The role of philanthropy in scientific progress in the United States is underestimated

The role of philanthropy in scientific progress in the United States is underestimated

[ad_1]

Formally, the secondary role of philanthropy and charity in the financing of science in the United States is greatly underestimated; these investments may explain the significant success of R&D in the United States in comparison with China, researchers at the University of San Diego believe. Philanthropists invest more than the state in basic research, and their key role is funding university science. There they have already become a key link in the “new Gilded Age” of American science since the beginning of the 21st century, primarily due to extremely large investments in new institutes.

The work of Robert Conn, Peter Cawley and Joshua Graff-Zivin of the University of California at San Diego and Christopher Martin of the New Zealand company Vela Science, published in a series of NBER preprints, assesses for the first time in many years the role of philanthropy in the work of the world’s largest R&D system – American.

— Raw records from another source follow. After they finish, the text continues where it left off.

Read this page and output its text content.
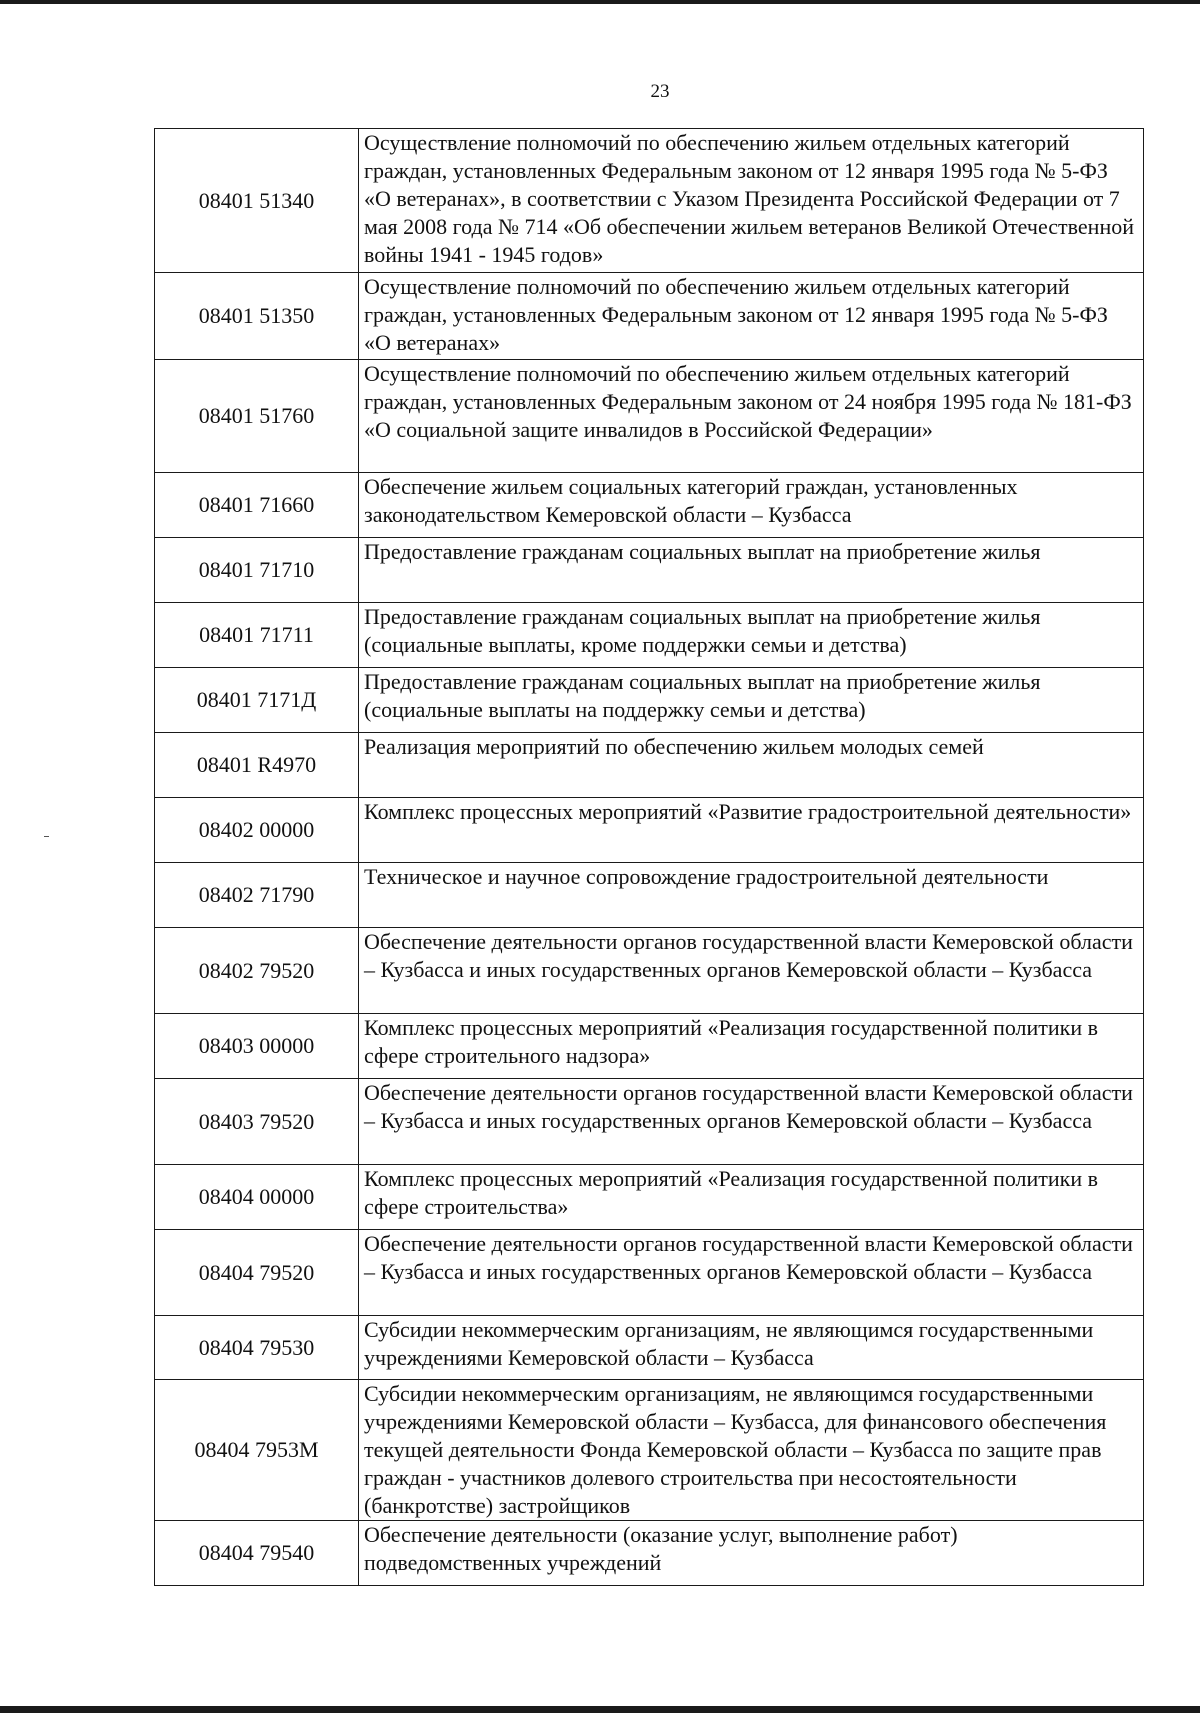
23
08401 51340	Осуществление полномочий по обеспечению жильем отдельных категорий граждан, установленных Федеральным законом от 12 января 1995 года № 5-ФЗ «О ветеранах», в соответствии с Указом Президента Российской Федерации от 7 мая 2008 года № 714 «Об обеспечении жильем ветеранов Великой Отечественной войны 1941 - 1945 годов»
08401 51350	Осуществление полномочий по обеспечению жильем отдельных категорий граждан, установленных Федеральным законом от 12 января 1995 года № 5-ФЗ «О ветеранах»
08401 51760	Осуществление полномочий по обеспечению жильем отдельных категорий граждан, установленных Федеральным законом от 24 ноября 1995 года № 181-ФЗ «О социальной защите инвалидов в Российской Федерации»
08401 71660	Обеспечение жильем социальных категорий граждан, установленных законодательством Кемеровской области – Кузбасса
08401 71710	Предоставление гражданам социальных выплат на приобретение жилья
08401 71711	Предоставление гражданам социальных выплат на приобретение жилья (социальные выплаты, кроме поддержки семьи и детства)
08401 7171Д	Предоставление гражданам социальных выплат на приобретение жилья (социальные выплаты на поддержку семьи и детства)
08401 R4970	Реализация мероприятий по обеспечению жильем молодых семей
08402 00000	Комплекс процессных мероприятий «Развитие градостроительной деятельности»
08402 71790	Техническое и научное сопровождение градостроительной деятельности
08402 79520	Обеспечение деятельности органов государственной власти Кемеровской области – Кузбасса и иных государственных органов Кемеровской области – Кузбасса
08403 00000	Комплекс процессных мероприятий «Реализация государственной политики в сфере строительного надзора»
08403 79520	Обеспечение деятельности органов государственной власти Кемеровской области – Кузбасса и иных государственных органов Кемеровской области – Кузбасса
08404 00000	Комплекс процессных мероприятий «Реализация государственной политики в сфере строительства»
08404 79520	Обеспечение деятельности органов государственной власти Кемеровской области – Кузбасса и иных государственных органов Кемеровской области – Кузбасса
08404 79530	Субсидии некоммерческим организациям, не являющимся государственными учреждениями Кемеровской области – Кузбасса
08404 7953М	Субсидии некоммерческим организациям, не являющимся государственными учреждениями Кемеровской области – Кузбасса, для финансового обеспечения текущей деятельности Фонда Кемеровской области – Кузбасса по защите прав граждан - участников долевого строительства при несостоятельности (банкротстве) застройщиков
08404 79540	Обеспечение деятельности (оказание услуг, выполнение работ) подведомственных учреждений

Conn and colleagues in a review article analyzing the differences in 2018–2021 investments in scientific research in the USA and China (they are comparable: the USA, in terms of PPP in 2015 dollars, invested $709 billion in R&D, China – $465 billion, Russia – $40 billion, at the level of Taiwan and Italy, which, according to the OECD, are also included in the world top 10 investing in scientific research in a broad sense), draw attention to a key structural difference: in Chinese science, unlike American science, there are practically no non-profit investments of private individuals and funds, and this may be a significant factor for the development of technology in the United States faster than in China. The article is titled “Science, Philanthropy, and American Leadership.”

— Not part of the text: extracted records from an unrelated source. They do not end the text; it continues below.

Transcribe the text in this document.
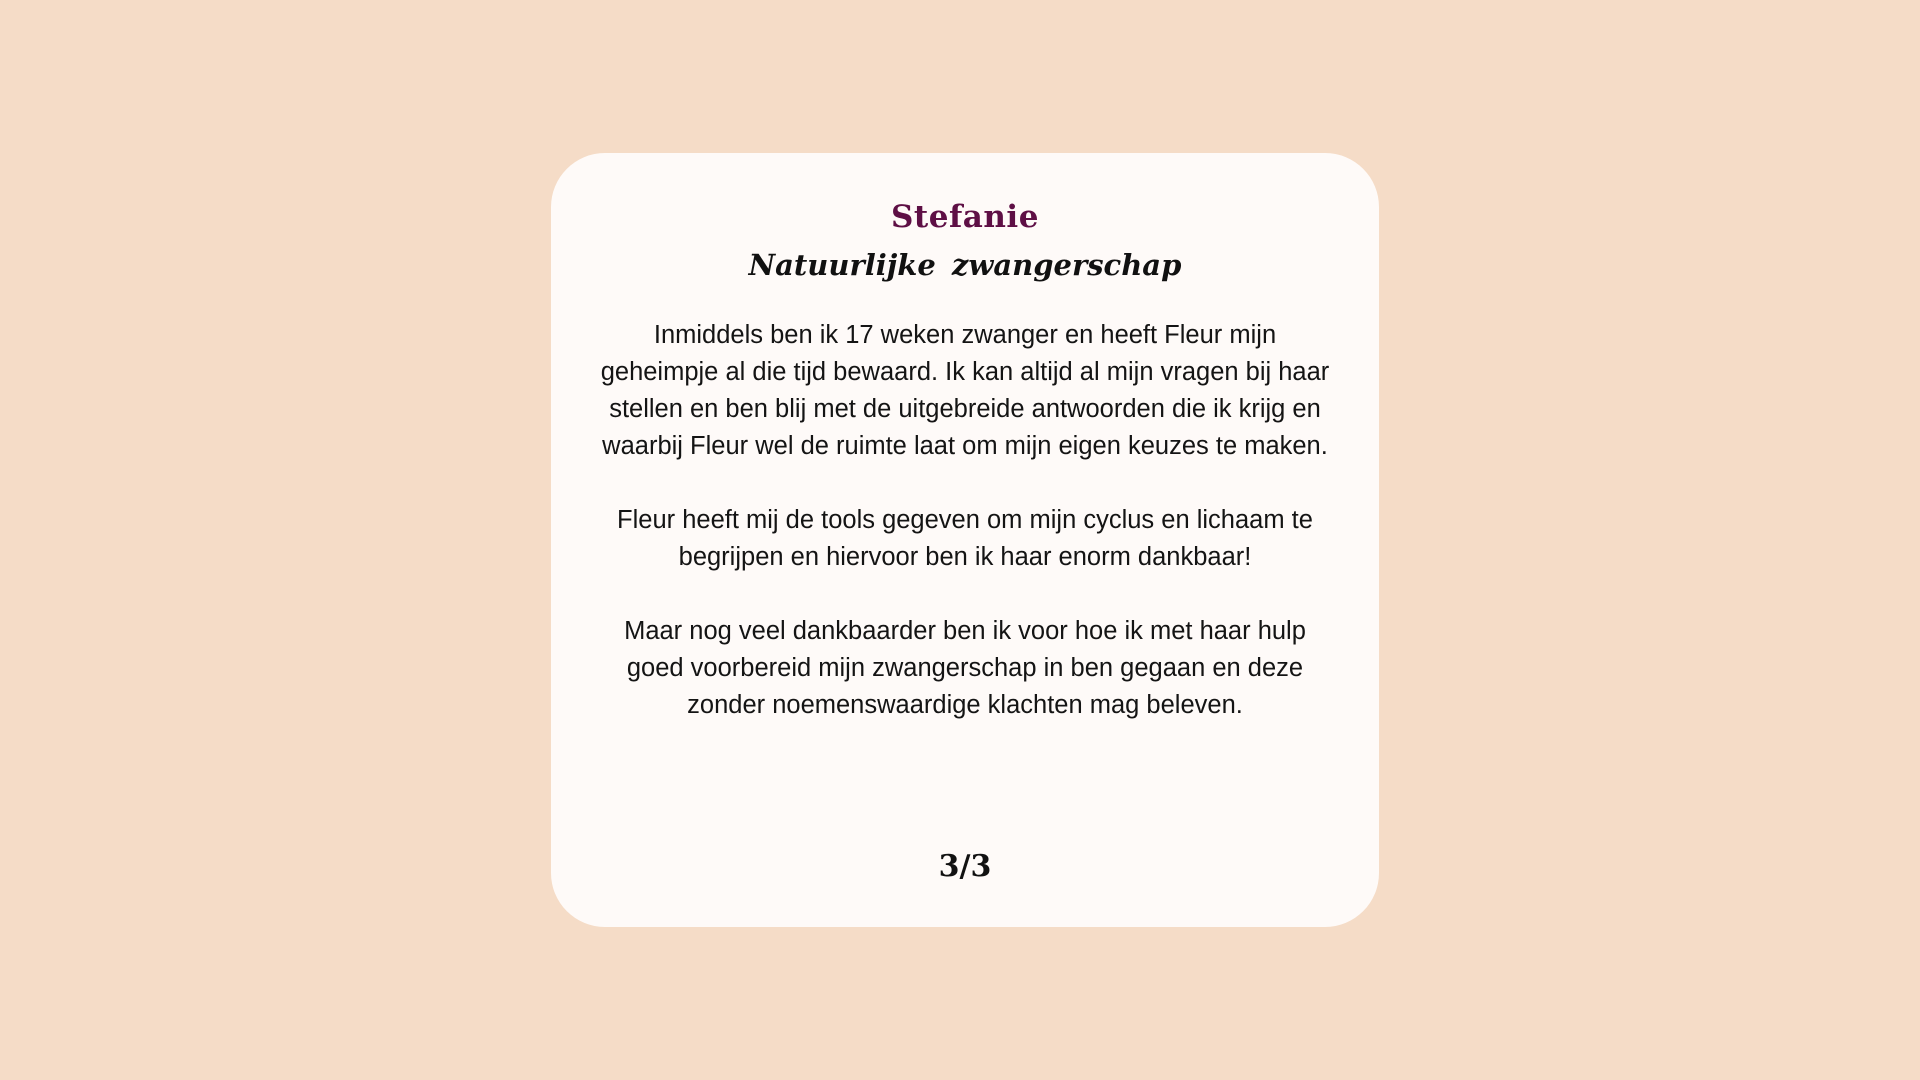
Stefanie
Natuurlijke zwangerschap

Inmiddels ben ik 17 weken zwanger en heeft Fleur mijn geheimpje al die tijd bewaard. Ik kan altijd al mijn vragen bij haar stellen en ben blij met de uitgebreide antwoorden die ik krijg en waarbij Fleur wel de ruimte laat om mijn eigen keuzes te maken.

Fleur heeft mij de tools gegeven om mijn cyclus en lichaam te begrijpen en hiervoor ben ik haar enorm dankbaar!

Maar nog veel dankbaarder ben ik voor hoe ik met haar hulp goed voorbereid mijn zwangerschap in ben gegaan en deze zonder noemenswaardige klachten mag beleven.

3/3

Formally, for 2021, the structure of investments in R&D is similar, write Conn and colleagues, the shares of government investments in science by the PRC and the USA are close, universities play a significant role in its financing, and business invests mainly in development – the development of technologies. But in the USA, he invests significantly more in both applied and fundamental research. Non-profit private investment in science (most of it pure charity) in the United States in 2021 amounted to $21 billion – about 3% of all investments. In China, the figures are three orders of magnitude lower, but in fact, it is charitable investments that can be the central factor in the operation of the R&D system in the United States – the reason, the authors of the work believe, is in the accumulated and ongoing charitable transfers to universities: in the United States, the total university expenditures on R&D are higher than the government ones, and a large share of university investments in R&D is fundamental rather than applied research. Contrary to popular belief, universities in the United States rely relatively little, at least in the STEM and IT fields, on government funding. De facto, Conn and colleagues argue, non-state non-profit investments in the United States in R&D in 2021, including university channels, amounted to $114 billion.

This kind of donation, as shown in the work, has certain advantages for organizing scientific and technological progress in the United States in comparison with investments from business and the state, despite the smaller volumes (compared to business investments in R&D). They give the system greater flexibility and efficiency in funding important topics and provide – almost a monopoly – the connection between fundamental and applied research. In addition, philanthropic “mega-gifts” are one-time investments of more than $50 million, for example, the Stephen Schwarzman family’s $350 million investment in a new IT college at MIT in 2022, the Dorr family’s $1.1 billion investment in an interdisciplinary school at Stanford in 2022, $750 million by the Resnik family into the new energy department at Caltech in 2019—in many ways ensuring the continuation of the second “Gilded Age” in science in the United States. The first, also fueled by a boom in philanthropy, is attributed by historians of science in the United States to the second half of the 19th and early 20th centuries. In many ways, institutional investments by private individuals also ensure the specificity of R&D in the United States, with a larger share of biomedical research compared to STEM, where the overall picture differs from both the global and Chinese ones.